Люциан рылся в своем маленьком сломанном холодильнике и нашел Эндрю бутылку пива. Для себя же он вытащил пакет апельсинового сока с Дональдом Даком, наполовину заполненной фиолетовой слизью. Это была водка, смешанная с дешевым японским сливовым вином в пропорции 50 на 50, чья консистенция схожа с кетчупом. Напиток отвратителен, он заполнял крошечную комнату запахом гнилых фруктов, которым пропитывалась одежда Люциана. Он утверждал, что этой смесью напивается быстрее, чем любой другой.
Он налил немного в банку из-под желе с серо-белыми зарубками. При первом глотке длинные ресницы опустились от удовлетворения, этот вкус был знаком так же хорошо, как поцелуи любовника, вкус его мира. Он глотнул еще и лег на расстеленную кровать, уставившись мимо Эндрю в окно. Через грязное стекло слабый разбавленный свет луны казался засаленным.
Эндрю наблюдал за Люцианом. Теперь он расслабился. На улице его худые плечи и тонкая шея всегда приковывали к себе внимание; худощавый и утонченный Люциан носил шелковые шарфы и длинные черные куртки, которые делали его обманчиво похожим на богача. Когда у него не просили денег (которых у него и не было), его преследовали из-за красивого европейского лица, и на темной узкой улице его взгляд становился бдительным. Эндрю, обладая арийской внешностью, был более крупным парнем. Обычно поздно ночью он шел до дома своего друга, не имея ничего против длинного одинокого пути назад в свою собственную квартиру.

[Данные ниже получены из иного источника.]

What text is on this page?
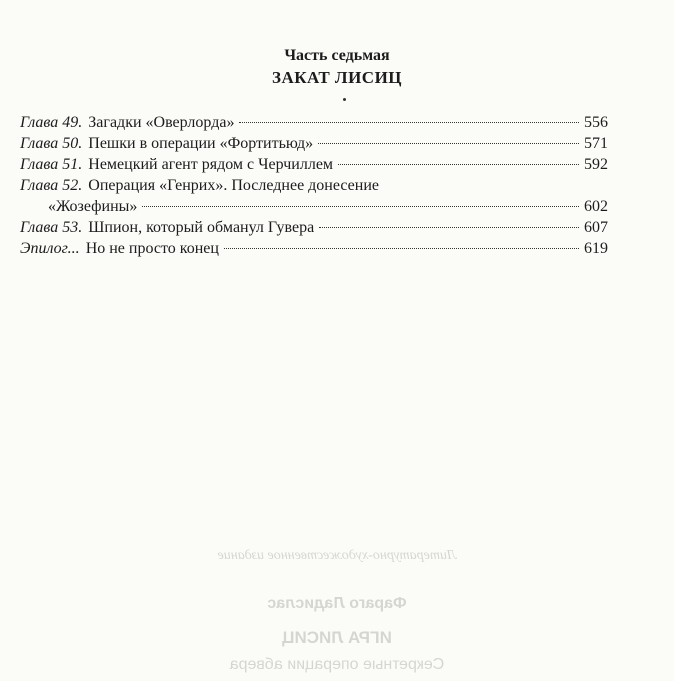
Часть седьмая
ЗАКАТ ЛИСИЦ
Глава 49. Загадки «Оверлорда»	556
Глава 50. Пешки в операции «Фортитьюд»	571
Глава 51. Немецкий агент рядом с Черчиллем	592
Глава 52. Операция «Генрих». Последнее донесение
«Жозефины»	602
Глава 53. Шпион, который обманул Гувера	607
Эпилог... Но не просто конец	619
Литературно-художественное издание
Фараго Ладислас
ИГРА ЛИСИЦ
Секретные операции абвера
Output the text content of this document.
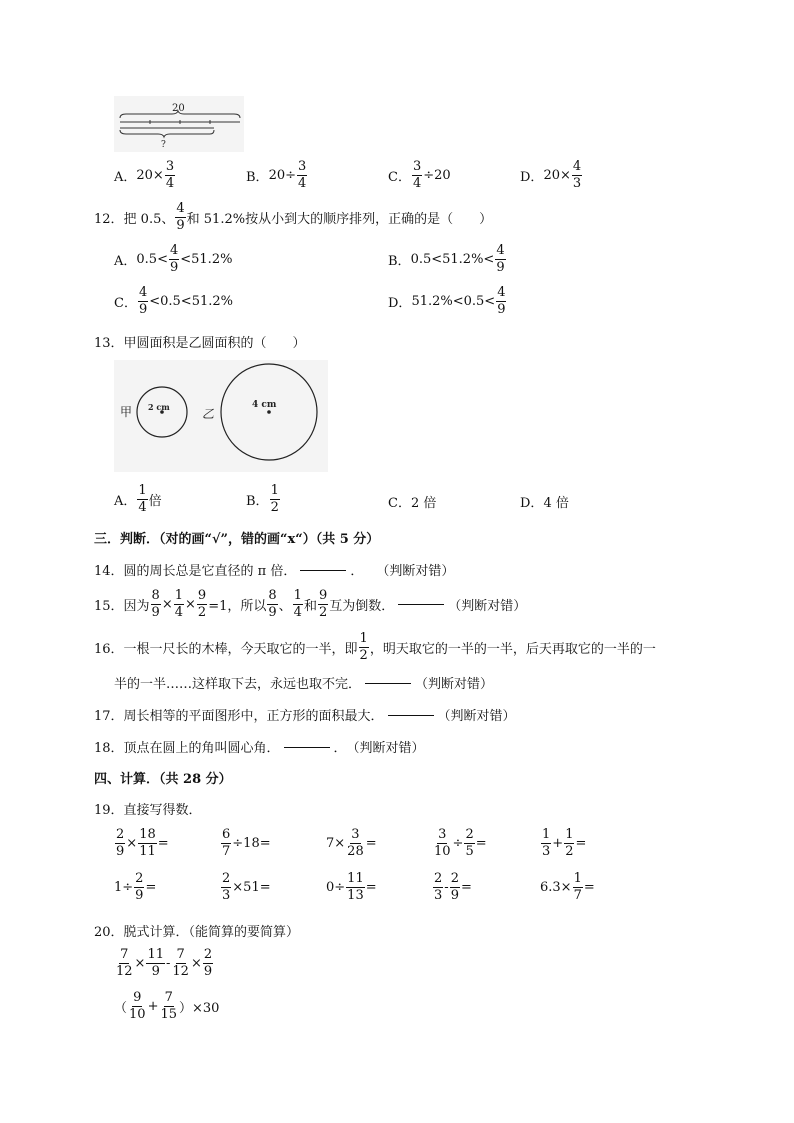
20
?
A． $20\times \frac{3}{4}$	B． $20\div \frac{3}{4}$	C． $\frac{3}{4} \div 20$	D． $20\times \frac{4}{3}$
12．把 0.5、 $\frac{4}{9}$ 和 51.2%按从小到大的顺序排列，正确的是（　　）
A． $0.5< \frac{4}{9} <51.2\%$	B． $0.5<51.2\%< \frac{4}{9}$
C． $\frac{4}{9} <0.5<51.2\%$	D． $51.2\%<0.5< \frac{4}{9}$
13．甲圆面积是乙圆面积的（　　）
甲 2 cm	乙
4 cm
A． $\frac{1}{4}$ 倍	B． $\frac{1}{2}$	C． 2 倍	D． 4 倍
三．判断．（对的画“√”，错的画“x“）（共 5 分）
14．圆的周长总是它直径的 π 倍．	．　　（判断对错）
15．因为 $\frac{8}{9} \times \frac{1}{4} \times \frac{9}{2} =1$，所以 $\frac{8}{9}$ 、 $\frac{1}{4}$ 和 $\frac{9}{2}$ 互为倒数．	（判断对错）
16．一根一尺长的木棒，今天取它的一半，即 $\frac{1}{2}$ ，明天取它的一半的一半，后天再取它的一半的一
半的一半……这样取下去，永远也取不完．	（判断对错）
17．周长相等的平面图形中，正方形的面积最大．	（判断对错）
18．顶点在圆上的角叫圆心角．	．　（判断对错）
四、计算．（共 28 分）
19．直接写得数．
$\frac{2}{9} \times \frac{18}{11}$ =	$\frac{6}{7} \div 18=$	$7\times \frac{3}{28}$ =	$\frac{3}{10} \div \frac{2}{5}$ =	$\frac{1}{3} + \frac{1}{2}$ =
$1\div \frac{2}{9}$ =	$\frac{2}{3} \times 51=$	$0\div \frac{11}{13}$ =	$\frac{2}{3} - \frac{2}{9}$ =	$6.3\times \frac{1}{7}$ =
20．脱式计算．（能简算的要简算）
$\frac{7}{12} \times \frac{11}{9} - \frac{7}{12} \times \frac{2}{9}$
（ $\frac{9}{10} + \frac{7}{15} )\times 30$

Люциан скинул ботинки. Он не носил носков. Встряхнув пушистыми волосами — темно-рыжий деликатно сочетался с серебряным блондом, и улыбнулся Эндрю, смотря на него через край банки для варенья. Эндрю встал, потянулся, чуть не уронив шаткий стул. Потолок в комнате необычно низкий. Люциану в самый раз, а вот Эндрю, который на пол фута выше, чувствовал себя здесь неуклюжим, и у него начинала развиваться клаустрофобия.

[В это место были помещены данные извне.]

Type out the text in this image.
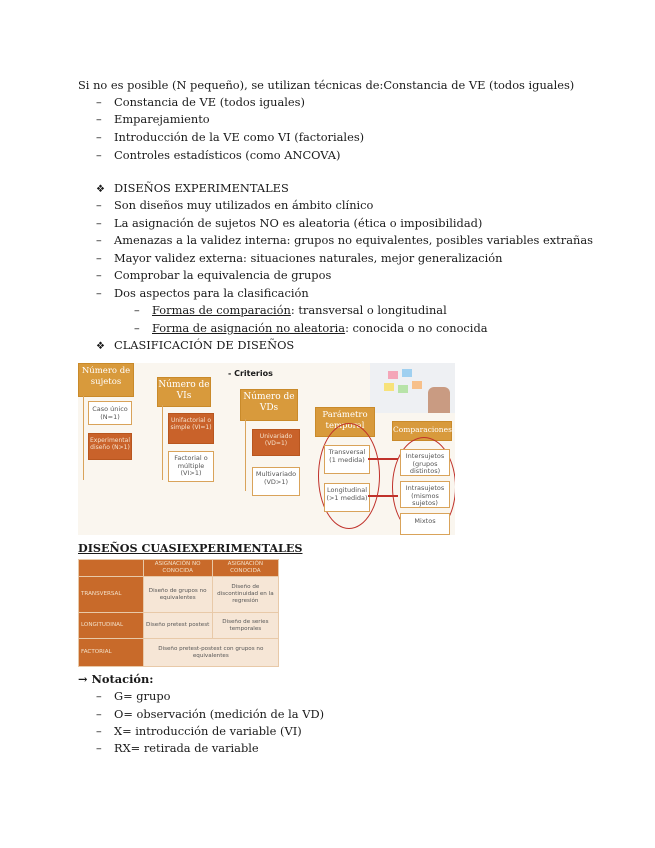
Si no es posible (N pequeño), se utilizan técnicas de:Constancia de VE (todos iguales)
– Constancia de VE (todos iguales)
– Emparejamiento
– Introducción de la VE como VI (factoriales)
– Controles estadísticos (como ANCOVA)
❖ DISEÑOS EXPERIMENTALES
– Son diseños muy utilizados en ámbito clínico
– La asignación de sujetos NO es aleatoria (ética o imposibilidad)
– Amenazas a la validez interna: grupos no equivalentes, posibles variables extrañas
– Mayor validez externa: situaciones naturales, mejor generalización
– Comprobar la equivalencia de grupos
– Dos aspectos para la clasificación
– Formas de comparación: transversal o longitudinal
– Forma de asignación no aleatoria: conocida o no conocida
❖ CLASIFICACIÓN DE DISEÑOS
- Criterios
Número de sujetos
Caso único (N=1)
Experimental diseño (N>1)
Número de VIs
Unifactorial o simple (VI=1)
Factorial o múltiple (VI>1)
Número de VDs
Univariado (VD=1)
Multivariado (VD>1)
Parámetro temporal
Transversal (1 medida)
Longitudinal (>1 medida)
Comparaciones
Intersujetos (grupos distintos)
Intrasujetos (mismos sujetos)
Mixtos
DISEÑOS CUASIEXPERIMENTALES
	ASIGNACIÓN NO CONOCIDA	ASIGNACIÓN CONOCIDA
TRANSVERSAL	Diseño de grupos no equivalentes	Diseño de discontinuidad en la regresión
LONGITUDINAL	Diseño pretest postest	Diseño de series temporales
FACTORIAL	Diseño pretest-postest con grupos no equivalentes	
→ Notación:
– G= grupo
– O= observación (medición de la VD)
– X= introducción de variable (VI)
– RX= retirada de variable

— Не против, я окно открою?
— Конечно, открывай. Любое открывай, — голос Люциана отяжелел от сливового вина и сарказма — в комнате было только одно крошечное окно. Эндрю толкал грязное стекло, пока оно не соскользнуло наверх. Он не слышал, как двигался Люциан, но, когда он повернулся к комнате, Люциан вытаскивал новую бутылку пива. Их пальцы коротко поцеловались, когда Эндрю брал бутылку.

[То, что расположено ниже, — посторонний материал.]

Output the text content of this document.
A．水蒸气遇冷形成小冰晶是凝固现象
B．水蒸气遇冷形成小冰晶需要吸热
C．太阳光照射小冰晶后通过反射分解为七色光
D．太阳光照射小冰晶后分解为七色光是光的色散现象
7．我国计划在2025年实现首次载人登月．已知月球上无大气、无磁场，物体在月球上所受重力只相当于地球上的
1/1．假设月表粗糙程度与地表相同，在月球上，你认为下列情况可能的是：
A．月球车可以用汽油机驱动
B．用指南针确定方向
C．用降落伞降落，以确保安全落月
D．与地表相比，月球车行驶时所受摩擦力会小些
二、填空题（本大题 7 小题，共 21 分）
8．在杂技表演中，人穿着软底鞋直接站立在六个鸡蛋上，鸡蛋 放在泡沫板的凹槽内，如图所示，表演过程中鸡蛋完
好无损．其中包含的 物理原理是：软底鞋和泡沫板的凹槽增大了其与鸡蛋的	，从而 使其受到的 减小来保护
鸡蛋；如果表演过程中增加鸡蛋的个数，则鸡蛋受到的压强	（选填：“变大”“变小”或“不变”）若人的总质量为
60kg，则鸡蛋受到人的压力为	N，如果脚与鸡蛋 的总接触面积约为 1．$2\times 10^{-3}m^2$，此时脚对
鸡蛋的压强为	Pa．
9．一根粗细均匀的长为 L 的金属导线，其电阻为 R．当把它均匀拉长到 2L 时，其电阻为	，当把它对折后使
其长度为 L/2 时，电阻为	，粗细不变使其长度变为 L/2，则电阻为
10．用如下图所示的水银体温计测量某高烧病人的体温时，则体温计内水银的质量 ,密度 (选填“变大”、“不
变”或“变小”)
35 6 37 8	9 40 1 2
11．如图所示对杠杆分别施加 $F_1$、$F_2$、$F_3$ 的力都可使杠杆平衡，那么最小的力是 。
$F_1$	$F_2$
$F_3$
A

Пальцы Люциана были длиннее его ладони, очень тонкие и чистые, слегка сплюснутые на концах благодаря Джуно — единственной дорогой вещью в комнате. Он стоял на четырех ножках в углу позади Эндрю, черные и белые клавиши светились в полумраке. Пальцы Люциана прятали кристаллическую магию, чувство тона и давление, которое могло выжать блеск, каплю цвета из музыкального фрагмента. Целый день он находился в комнате, спал невинным сном в жаркие часы полудня, затем играл до наступления ночи, извлекая потоки звуков из потрепанного Джуно, которые выплывали из окна, устремляясь вниз по лестнице, чтобы быть задушенными среди бутылок и упаковок миссис Катстейрс. Раз в месяц приходил чек от безликого и бесполого родственника с Батон Руж. В течение нескольких дней Люциан и Эндрю могли питаться в симпатичных ресторанчиках, выпивать в хорошо освещенных и просторных барах за пределами Французского квартала. Затем, до прихода следующего чека, они возвращались к темным клубам и сливовому вину. Стихи Эндрю были попытками поймать в слова светящуюся прозрачность музыки Люциана, и еще он немного умел играть на гитаре. Они пытались расширить границы услышанной ранее музыки, вместе составляя замысловатые симфонии, а миссис Катстейрс была слишком увлечена своими ритуалами, чтобы стучать ручкой метлы в потолок.